Center of Health Data Science, Berlin Institute of Health at Charité - Universitätsmedizin Berlin, Charitéplatz 1, 10117 Berlin, Germany.
Digital Health Center, Berlin Institute of Health at Charité - Universitätsmedizin Berlin, Charitéplatz 1, 10117 Berlin, Germany.
Stud Health Technol Inform. 2023 May 18;302:691-695. doi: 10.3233/SHTI230241.

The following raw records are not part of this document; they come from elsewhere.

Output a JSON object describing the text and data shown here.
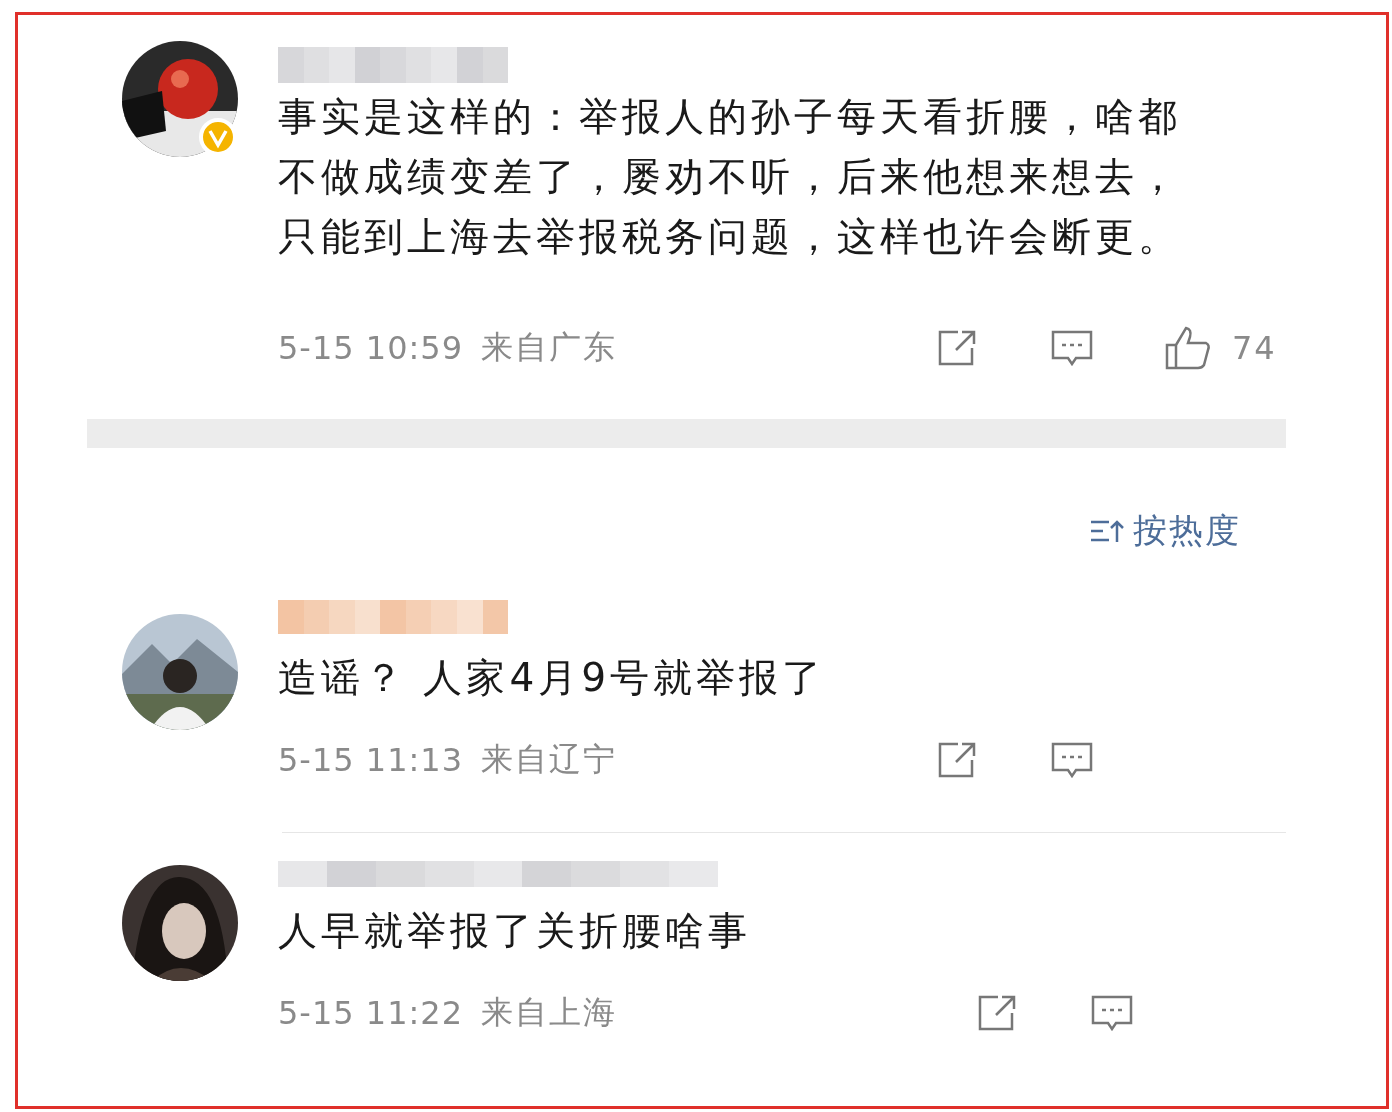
{
  "comments": [
    {
      "verified": true,
      "text": "事实是这样的：举报人的孙子每天看折腰，啥都不做成绩变差了，屡劝不听，后来他想来想去，只能到上海去举报税务问题，这样也许会断更。",
      "time": "5-15 10:59",
      "location": "来自广东",
      "likes": "74"
    },
    {
      "verified": false,
      "text": "造谣？ 人家4月9号就举报了",
      "time": "5-15 11:13",
      "location": "来自辽宁"
    },
    {
      "verified": false,
      "text": "人早就举报了关折腰啥事",
      "time": "5-15 11:22",
      "location": "来自上海"
    }
  ],
  "sort": {
    "label": "按热度"
  }
}
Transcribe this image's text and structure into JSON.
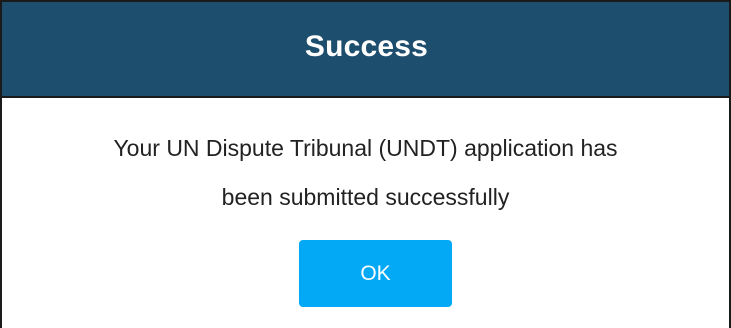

Making health data available for secondary use enables innovative data-driven medical research. Since modern machine learning (ML) methods and precision medicine require extensive amounts of data covering most of the standard and edge cases, it is essential to initially acquire large datasets. This can typically only be achieved by integrating different datasets from various sources and sharing data across sites. To obtain a unified dataset from heterogeneous sources, standard representations and Common Data Models (CDM) are needed. The process of mapping data into these standardized representations is usually very tedious and requires many manual configuration and refinement steps. A potential way to reduce these efforts is to use ML methods not only for data analysis, but also for the integration of health data on the syntactic, structural, and semantic level. However, research on ML-based medical data integration is still in its infancy. In this article, we describe the current state of the literature and present selected methods that appear to have a particularly high potential to improve medical data integration. Moreover, we discuss open issues and possible future research directions.
使健康数据可用于二次使用,可以实现创新的数据驱动型医学研究。由于现代机器学习 (ML) 方法和精准医疗需要涵盖大多数标准和边缘情况的大量数据,因此最初获取大型数据集至关重要。这通常只能通过整合来自不同来源的不同数据集并在站点之间共享数据来实现。为了从异构源中获得统一的数据集,需要标准表示和通用数据模型 (CDM)。将数据映射到这些标准化表示中的过程通常非常繁琐,需要许多手动配置和细化步骤。一种可能的方法是不仅使用 ML 方法进行数据分析,还用于整合在语法、结构和语义层面上的健康数据。然而,基于机器学习的医学数据集成的研究仍处于起步阶段。在本文中,我们描述了文献的现状,并介绍了一些似乎具有很高潜力来改进医学数据集成的选定方法。此外,我们还讨论了开放问题和可能的未来研究方向。